Feitas tais considerações acerca do incidente de suspensão de segurança, é momento de voltar-se para a análise de sua aplicabilidade no âmbito do direito tributário.

Como já se afirmou alhures, o mandado de segurança é meio processual bastante utilizado pelo contribuinte para defender-se dos atos praticados pelo Fisco, sendo a liminar nele proferida, inclusive, modo de suspensão da exigibilidade do crédito tributário.

Dada a larga utilização do writ em matéria tributária, por óbvio que o incidente de suspensão da eficácia das decisões nele proferidas também é bastante utilizado nesta seara. Com efeito, a Fazenda Pública, principalmente sob o fundamento de risco de grave lesão à economia pública, maneja o incidente processual em apreço com certa frequência visando suspender as decisões liminares suspensivas da exigibilidade do crédito tributário.

A exigência do crédito tributário então, que estava suspensa, volta a vigorar com a suspensão da decisão de inferior instância pela presidência do tribunal. No caso de sentenças concessivas de segurança, que extinguem o crédito tributário, a extinção fica diferida até o momento da decisão final acerca da remessa necessária ou recurso voluntário interposto. Como adverte Cássio Scarpinella Bueno[69],

[...] o emprego da suspensão de segurança quando está sub judice tributo é nulificar a relevância do disposto no art. 151, IV e V, do Código Tributário Nacional, pelos quais, como cediço, a concessão de liminar em mandado de segurança, a de medida liminar ou de tutela antecipada em outras espécies de ação judicial tem, por si só, o condão de suspender a exigibilidade do crédito tributário. 

Uma vez concedida medida com aquele viés, a suspensão da eficácia da decisão contra o Poder Público significa, em termos diretos, que o contribuinte precisará recolher o valor do tributo questionado aos cofres públicos. Ao fazê-lo, contudo, a viabilidade de fruição in natura por ele pretendida — e, em um primeiro momento, assegurada, mercê da decisão jurisdicional proferida em seu favor — cai por terra. A regra do solve et repete passa a ser, assim, a única solução para o caso concreto, em flagrante contradição com os avanços do direito processual civil mais recente e — o que é ainda mais grave — com o próprio sistema diferenciado de tutela material reconhecido pelo Código Tributário nacional, como demonstram suficientemente, os dispositivos acima evidenciados.
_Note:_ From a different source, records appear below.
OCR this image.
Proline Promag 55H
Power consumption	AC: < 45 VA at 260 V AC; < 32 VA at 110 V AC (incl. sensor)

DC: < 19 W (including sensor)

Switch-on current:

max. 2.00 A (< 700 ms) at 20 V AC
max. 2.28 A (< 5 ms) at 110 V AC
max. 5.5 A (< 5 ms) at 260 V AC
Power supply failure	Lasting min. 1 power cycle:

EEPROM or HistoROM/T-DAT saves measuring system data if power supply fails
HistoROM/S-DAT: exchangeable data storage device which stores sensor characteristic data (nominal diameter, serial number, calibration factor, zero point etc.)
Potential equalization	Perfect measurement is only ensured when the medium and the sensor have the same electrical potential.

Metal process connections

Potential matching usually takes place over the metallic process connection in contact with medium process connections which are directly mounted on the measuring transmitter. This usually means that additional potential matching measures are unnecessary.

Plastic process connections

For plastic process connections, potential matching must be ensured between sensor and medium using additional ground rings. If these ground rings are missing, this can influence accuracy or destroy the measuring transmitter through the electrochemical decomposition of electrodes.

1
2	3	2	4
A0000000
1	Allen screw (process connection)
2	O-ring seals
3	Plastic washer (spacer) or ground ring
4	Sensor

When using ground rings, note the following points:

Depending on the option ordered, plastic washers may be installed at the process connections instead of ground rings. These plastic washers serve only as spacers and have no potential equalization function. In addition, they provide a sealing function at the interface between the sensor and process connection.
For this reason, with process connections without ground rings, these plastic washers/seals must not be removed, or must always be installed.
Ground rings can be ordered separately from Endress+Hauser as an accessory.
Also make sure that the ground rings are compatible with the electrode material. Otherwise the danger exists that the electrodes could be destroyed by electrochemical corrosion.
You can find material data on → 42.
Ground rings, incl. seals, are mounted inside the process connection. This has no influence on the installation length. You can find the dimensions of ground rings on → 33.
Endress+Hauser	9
Muitas vezes também, o Estado banaliza o incidente de suspensão de segurança, medida excepcionalíssima, buscando não à proteção do interesse público, mas sim evitar que as suas receitas sejam reduzidas através da contestação quanto à regularidade ou legalidade da cobrança de determinados tributos.

Nota-se, aí, que o Estado não está a proteger o interesse público propriamente dito, mas o seu próprio, patrimonial, o que, como já foi dito, afigura-se inadmissível. Sobre isso, socorro-me, uma vez mais, das valiosas lições do professor Cássio Scarpinella Bueno[70]:

É evidente que a liminar que determina a suspensão da exigibilidade do crédito tributário impede o ingresso de valores para os cofres públicos. Quando, contudo, a medida é tomada com base na ilegitimidade da cobrança tributária, não é tolerável, juridicamente, que elementos estranhos à juridicidade daquela cobrança — assim, os argumentos ad terrorem estampados no caput do art. 15 da Lei n. 12.1026/2009: “evitar grave lesão à ordem, à saúde, à segurança e à economia públicas” — possam querer justificar o ingresso obstado pelo juízo de instância inferior, tal qual sói ocorrer em se tratando de suspensão de segurança.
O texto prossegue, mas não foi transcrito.